Und noch eine andere Schwierigkeit hat mir der Kugelkopf (systembedingt) bereitet: Ständig ist mir mit ihm meine Kamera aus dem Horizont gekippt, wenn ich sie nur ein wenig schwenken oder neigen wollte – etwa um ein Tier in der Ferne anzupeilen. Da ich keine Lust hatte, bei all diesen Aufnahmen den Horizont in der Bildbearbeitung zu begradigen, habe ich mich nach Alternativen zum mitgelieferten Kugelkopf umgesehen.

Perfekt für lange Telebrennweiten ist natürlich ein Gimbal. Mir war diese Lösung jedoch zu sperrig und zu kostspielig. Stattdessen habe ich mich für den Fluid-gedämpften Zweige-Wege-Neiger Befree Live Fluid Videokopf (knapp 100 Euro), ebenfalls aus dem Manfrotto-Regal, entschieden. Den Video-Neiger gibt es übrigens auch mitsamt dem Stativ Befree Advanced M-Lock Carbon im Kit (Befree Live Kit Twist Carbon, rund 350 Euro)

Der Video-Neiger Befree Live Fluid hat mir einen ausgewachsenen Gimbal ersetzt.
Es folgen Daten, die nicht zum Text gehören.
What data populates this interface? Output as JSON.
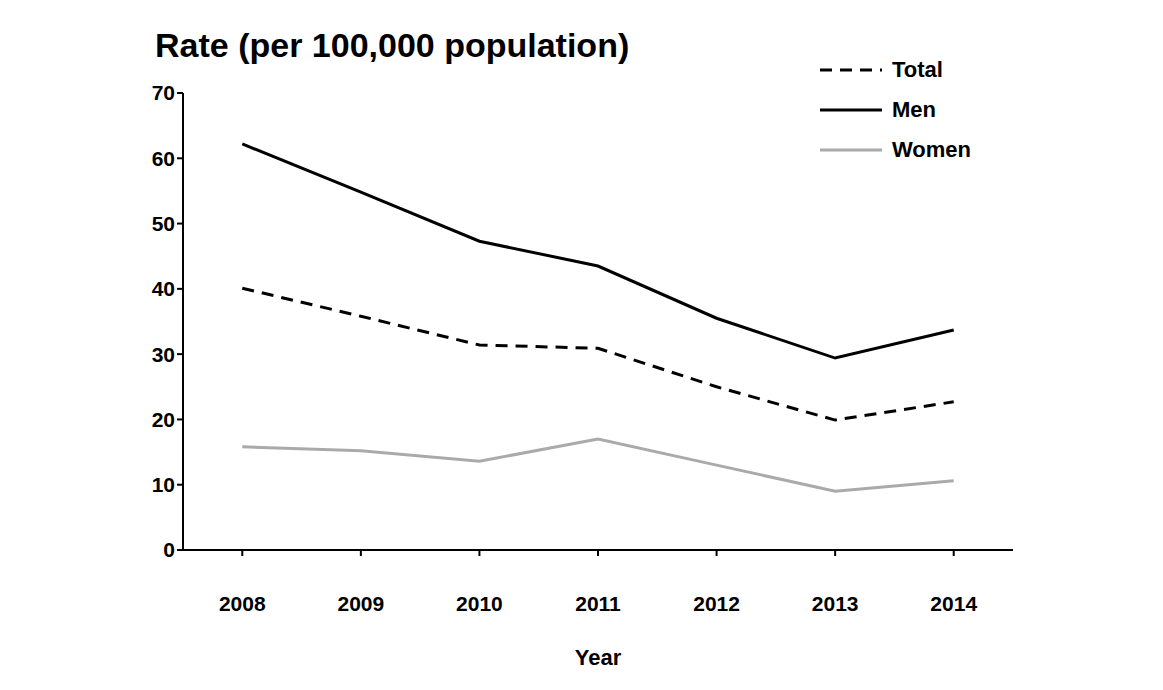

Der ist zwar eigentlich für Videoaufnahmen gedacht, hat sich jedoch für meine Zwecke als sehr tauglich erwiesen. Da der Kopf nur um die Hoch- und Querachse bewegt werden kann, bleibt die Kamera immer parallel zum Horizont, solange auch das Stativ exakt ausgerichtet ist. Und da der Video-Neiger nur rund 70 Gramm schwerer als der Kugelkopf ist, bleibt ganz nebenbei das Transportgewicht niedrig.

Nominell hat der Video-Kopf mit vier Kilo eine geringere Belastungsgrenze als der Kugelkopf 494, für den Manfrotto eine Sicherheitszuladung von acht Kilo angibt. Das spürt man schnell, wenn man die Kamera mit dem langen Tele neigt. Da scheint sich das schlanke Gelenk des Neigers unter der Last zu winden. Aber die Bildergebnisse sprechen eine andere Sprache. Der eingestellte Winkel steht und hält auf Anhieb ohne zusätzliche Fixierung – und zwar nicht nur für eine Aufnahme! Ich schreibe dieses angenehme Verhalten ohne Nachwippen oder sonstigem Verzug der Fluid-Dämpfung zu.

Videokopf

Auch mit dem Videokopf Befree Live Fluid macht sich das Manfrotto Befree Advanced M-Lock Carbon schlank

Fazit

Ganz klar: Ein schweres Stativ mit Gimbal kann das Befree Advanced M-Lock Carbon gepaart mit dem Befree Live Fluid Videokopf nicht ersetzen. Aber durchaus funktionieren, wenn es aufs Gewicht ankommt – und man ein paar Punkte beim Einsatz beachtet.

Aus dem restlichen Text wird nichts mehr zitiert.